Personal information
- Full name: Shelby Autrie Wilson
- Born: July 14, 1937 (age 89) Ponca City, Oklahoma, U.S.

Sport
- Country: United States
- Sport: Wrestling
- Events: Freestyle and Folkstyle
- College team: Oklahoma State
- Team: USA
- Coached by: Myron Roderick

Medal record
Men's freestyle wrestling
Representing the United States
Olympic Games
| Gold medal – first place | 1960 Rome | 67 kg |
Collegiate Wrestling
Representing the Oklahoma State Cowboys
NCAA Championships
| Silver medal – second place | 1958 Laramie | 137 lb |
| Silver medal – second place | 1959 Iowa City | 137 lb |

= Shelby Wilson =

American wrestler (born 1937)

Shelby Autrie Wilson (born July 14, 1937) is an American wrestler and Olympic champion from Ponca City, Oklahoma. He won a gold medal in wrestling at the 1960 Summer Olympics in Rome, Italy.

==Career==
Wilson was born in Ponca City, Oklahoma, As a child, he worked on the family farm. Wilson started wrestling in junior high after being assigned to wrestling by his physical education teacher, despite Wilson never having heard of the sport at the time. Wilson was a two-time Oklahoma state tournament runner-up while in high school, and was a two-time NCAA runner-up in college at Oklahoma State after being given a full wrestling scholarship to attend. He once injured his ankle but after being denied a hardship ruling by the National Collegiate Athletic Association, he came back and only lost 3 matches in his college career, with all 3 coming in state finals.

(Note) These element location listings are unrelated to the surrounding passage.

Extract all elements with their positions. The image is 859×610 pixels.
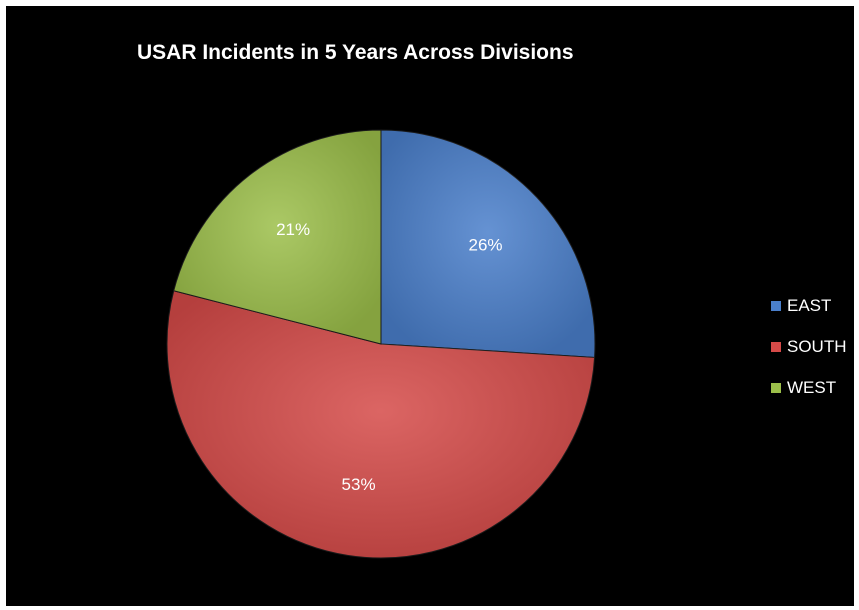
legend-label-west: WEST (787, 378, 837, 397)
data-label-south: 53% (342, 475, 376, 494)
legend-item-west: WEST (771, 377, 847, 399)
legend: EAST SOUTH WEST (771, 295, 847, 418)
data-label-west: 21% (276, 220, 310, 239)
pie-slice-shade-south (166, 290, 595, 559)
chart-title: USAR Incidents in 5 Years Across Divisio… (137, 41, 574, 64)
pie-chart: 26% 53% 21% (166, 129, 596, 559)
legend-swatch-west (771, 383, 781, 393)
legend-label-south: SOUTH (787, 337, 847, 356)
data-label-east: 26% (469, 235, 503, 254)
pie-slice-shade-east (381, 130, 595, 358)
legend-item-east: EAST (771, 295, 847, 317)
legend-label-east: EAST (787, 296, 832, 315)
legend-swatch-east (771, 301, 781, 311)
legend-item-south: SOUTH (771, 336, 847, 358)
legend-swatch-south (771, 342, 781, 352)
chart-area: USAR Incidents in 5 Years Across Divisio… (6, 6, 854, 606)
pie-slice-shade-west (173, 130, 381, 344)
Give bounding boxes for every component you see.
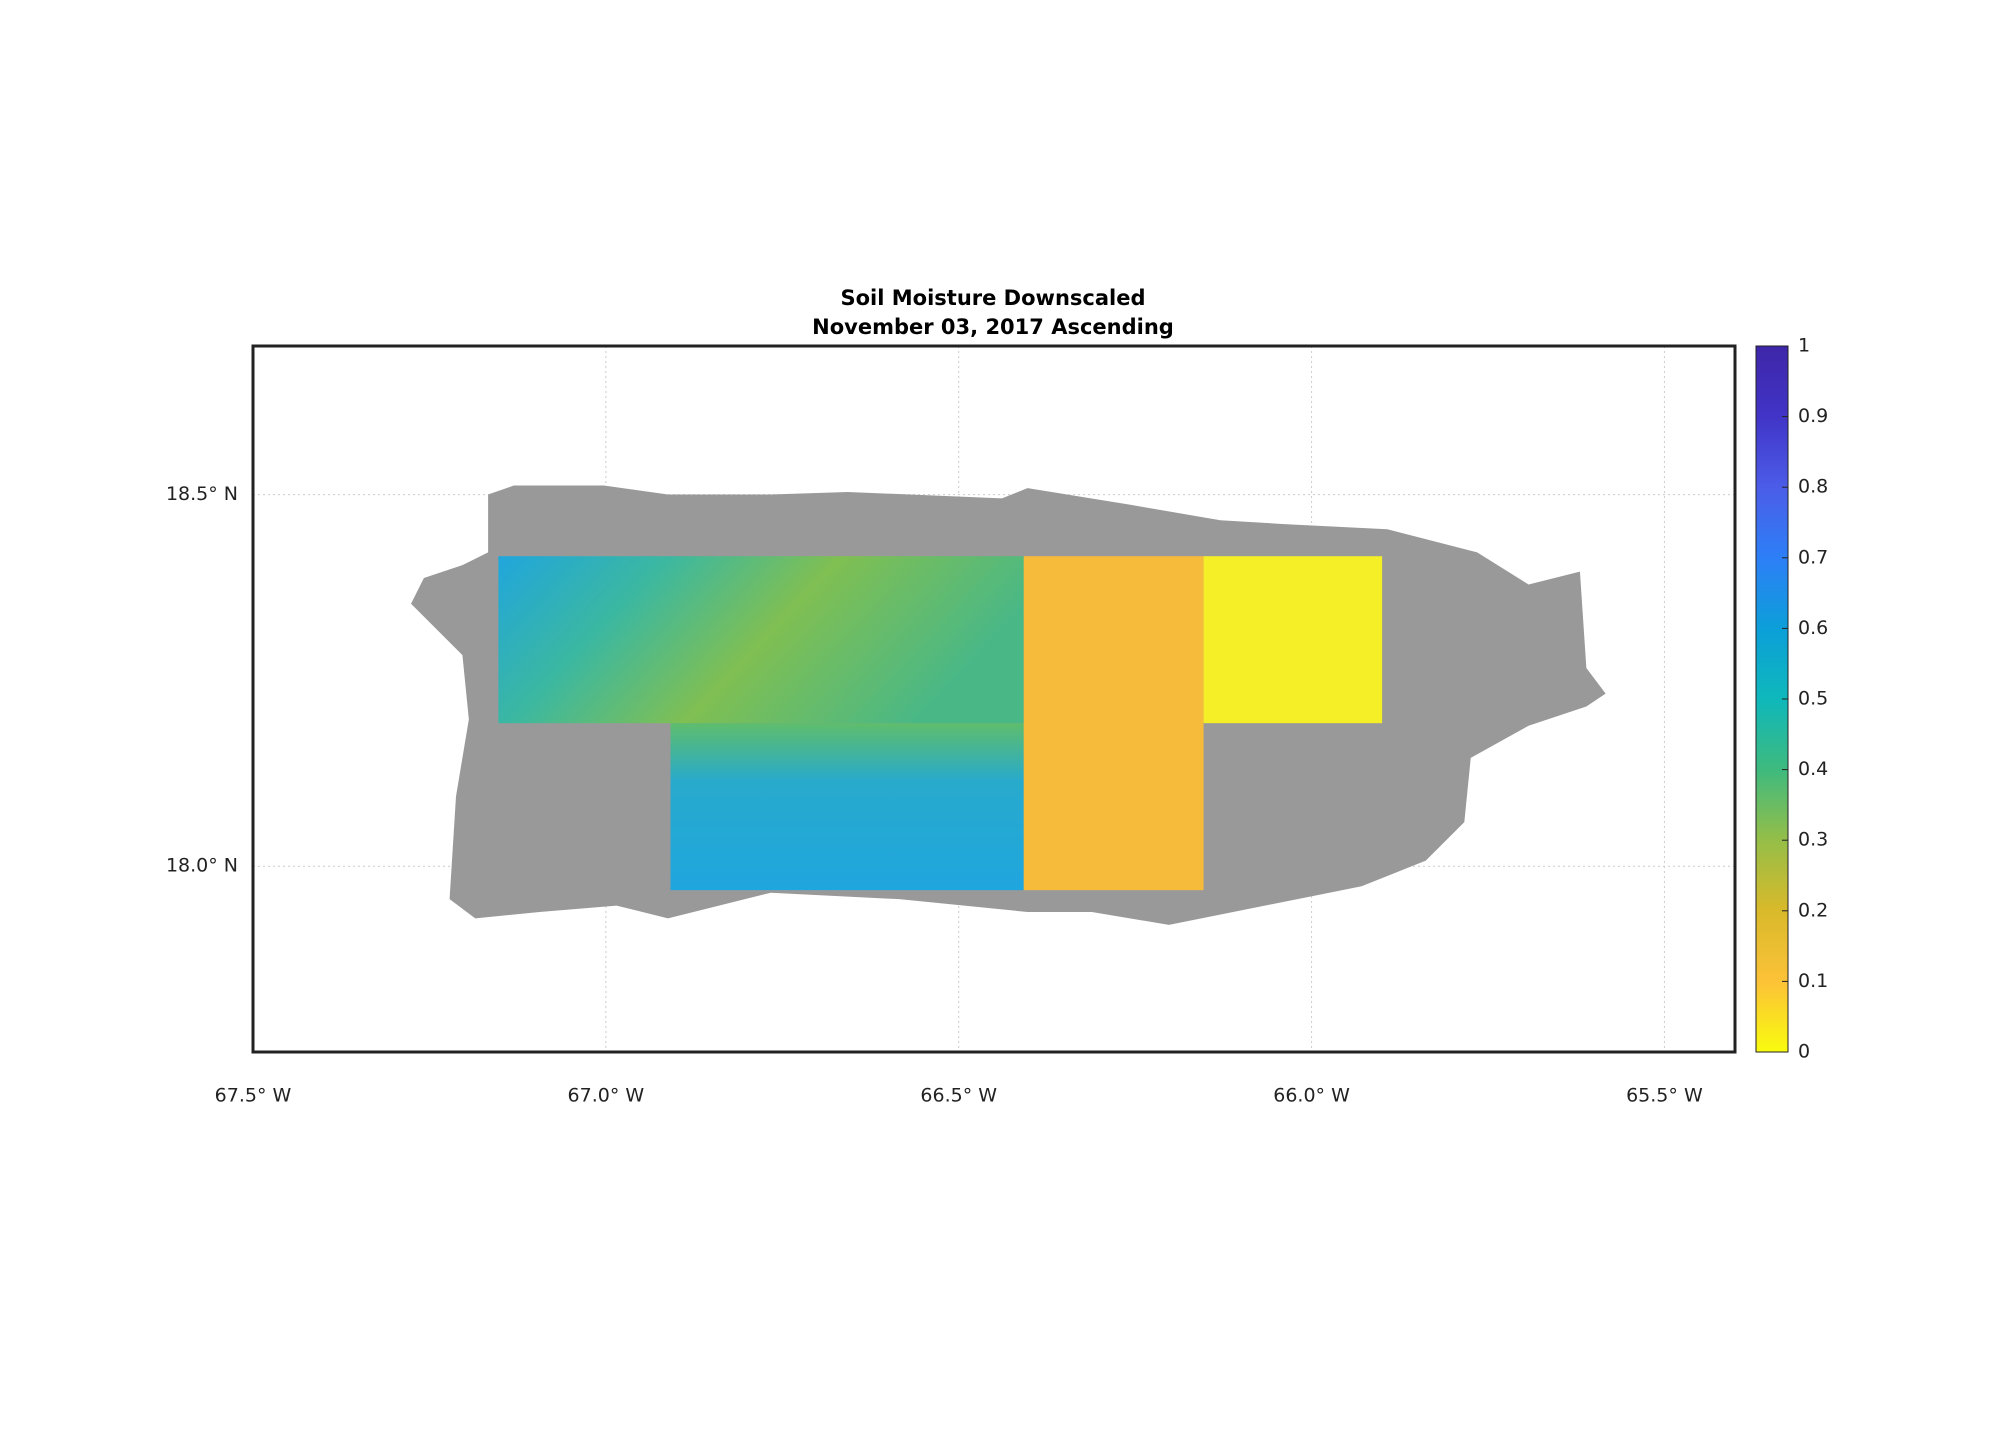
map-title: Soil Moisture Downscaled [841, 286, 1146, 310]
y-tick-label: 18.5° N [166, 483, 238, 505]
colorbar-tick-label: 0.9 [1798, 405, 1828, 427]
x-tick-label: 67.0° W [568, 1085, 645, 1107]
colorbar-tick-label: 0.3 [1798, 829, 1828, 851]
colorbar-tick-label: 0 [1798, 1041, 1810, 1063]
colorbar-tick-label: 0.1 [1798, 970, 1828, 992]
map-frame [251, 344, 1737, 1054]
colorbar-tick-label: 0.6 [1798, 617, 1828, 639]
x-tick-label: 67.5° W [215, 1085, 292, 1107]
colorbar-tick-label: 0.8 [1798, 476, 1828, 498]
colorbar-tick-label: 0.5 [1798, 688, 1828, 710]
swath-northwest [498, 556, 1024, 724]
map-subtitle: November 03, 2017 Ascending [812, 315, 1174, 339]
colorbar-tick-label: 1 [1798, 335, 1810, 357]
y-tick-label: 18.0° N [166, 855, 238, 877]
x-tick-label: 66.5° W [920, 1085, 997, 1107]
colorbar-tick-label: 0.7 [1798, 546, 1828, 568]
map-layer [411, 485, 1606, 925]
x-tick-label: 66.0° W [1273, 1085, 1350, 1107]
x-tick-label: 65.5° W [1626, 1085, 1703, 1107]
colorbar-tick-label: 0.4 [1798, 758, 1828, 780]
swath-central [1023, 556, 1204, 891]
swath-east [1203, 556, 1383, 724]
colorbar-tick-label: 0.2 [1798, 899, 1828, 921]
swath-southwest [670, 723, 1024, 891]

His journey to the 1960 Olympics began with a second place finish at a qualifying tournament, to earn a spot in the training camp. Wilson would defeat the challengers below him and then beat the top-ranked wrestler to earn his spot on the USA freestyle team. He would win Olympic gold in Rome at the 1960 Olympics, in the 67 kg division. This was the first and only major wrestling tournament that Wilson won.

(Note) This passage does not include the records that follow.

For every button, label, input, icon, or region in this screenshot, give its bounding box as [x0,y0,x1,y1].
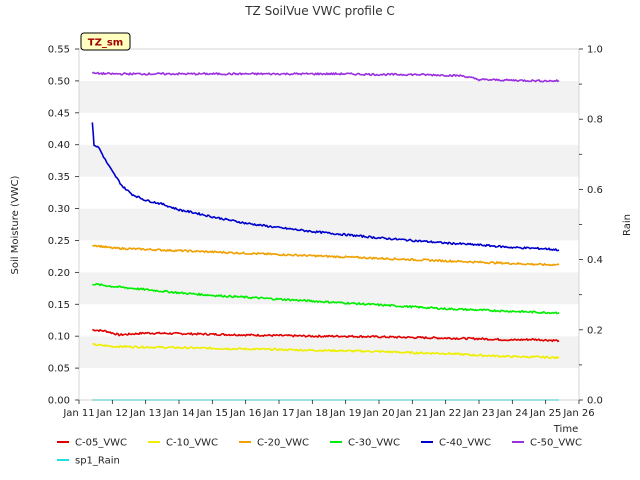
series-line-c-10-vwc [92,342,560,360]
badge: TZ_sm [80,32,131,51]
grid-band [79,80,579,113]
legend-label: C-10_VWC [166,438,218,449]
grid-band [79,144,579,177]
x-tick-label: Jan 18 [296,408,328,419]
y-tick-label: 0.35 [48,172,70,183]
y-tick-label: 0.10 [48,332,70,343]
legend: C-05_VWC C-10_VWC C-20_VWC C-30_VWC C-40_VWC… [57,438,582,467]
grid-band [79,336,579,369]
series-line-c-50-vwc [91,71,560,83]
grid-band [79,208,579,241]
y2-tick-label: 0.0 [587,396,603,407]
legend-label: C-20_VWC [257,438,309,449]
x-tick-label: Jan 14 [162,408,194,419]
legend-label: C-05_VWC [75,438,127,449]
y-tick-label: 0.15 [48,300,70,311]
y2-axis: 0.0 0.2 0.4 0.6 0.8 1.0 [579,45,603,407]
y-tick-label: 0.55 [48,45,70,56]
series-line-c-20-vwc [92,244,560,267]
x-tick-label: Jan 16 [229,408,261,419]
chart-title: TZ SoilVue VWC profile C [244,4,395,18]
x-tick-label: Jan 15 [196,408,228,419]
x-tick-label: Jan 24 [496,408,528,419]
y2-tick-label: 1.0 [587,45,603,56]
x-tick-label: Jan 23 [462,408,494,419]
y-tick-label: 0.30 [48,204,70,215]
x-tick-label: Jan 11 [62,408,94,419]
y-tick-label: 0.25 [48,236,70,247]
y-tick-label: 0.00 [48,396,70,407]
y2-axis-title: Rain [622,214,633,236]
grid-band [79,304,579,337]
x-tick-label: Jan 22 [429,408,461,419]
x-tick-label: Jan 25 [529,408,561,419]
x-tick-label: Jan 26 [562,408,594,419]
y-axis-title: Soil Moisture (VWC) [10,175,21,274]
legend-label: C-40_VWC [439,438,491,449]
y-tick-label: 0.40 [48,140,70,151]
x-axis-title: Time [553,424,578,435]
series-line-c-40-vwc [91,122,560,252]
grid-band [79,272,579,305]
y2-tick-label: 0.2 [587,325,603,336]
legend-label: sp1_Rain [75,456,120,467]
y-tick-label: 0.45 [48,108,70,119]
x-tick-label: Jan 21 [396,408,428,419]
badge-label: TZ_sm [88,38,123,49]
x-tick-label: Jan 13 [129,408,161,419]
y2-tick-label: 0.8 [587,115,603,126]
x-tick-label: Jan 17 [262,408,294,419]
y-axis: 0.00 0.05 0.10 0.15 0.20 0.25 0.30 0.35 0.40 0.45… [48,45,79,407]
grid-band [79,176,579,209]
series-line-c-30-vwc [92,282,560,315]
x-tick-label: Jan 12 [96,408,128,419]
legend-label: C-50_VWC [530,438,582,449]
legend-label: C-30_VWC [348,438,400,449]
y2-tick-label: 0.6 [587,185,603,196]
x-tick-label: Jan 19 [329,408,361,419]
y-tick-label: 0.50 [48,76,70,87]
y-tick-label: 0.05 [48,364,70,375]
y2-tick-label: 0.4 [587,255,603,266]
x-tick-label: Jan 20 [362,408,394,419]
x-axis: Jan 11 Jan 12 Jan 13 Jan 14 Jan 15 Jan 16 Jan … [62,400,595,419]
badge-box [80,32,131,51]
grid-band [79,49,579,81]
series-line-c-05-vwc [92,328,560,343]
grid-band [79,368,579,400]
grid-band [79,112,579,145]
y-tick-label: 0.20 [48,268,70,279]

Wilson appeared as a contestant on the CBS television program, I've Got a Secret, on the September 14, 1960 episode. His secret was, "Both of us won Gold Medals in the Olympics last week (Wrestling)"

In 1982, Wilson was inducted into the National Wrestling Hall of Fame as a Distinguished Member. In 2023, he was inducted into the Oklahoma State University Hall of Honor.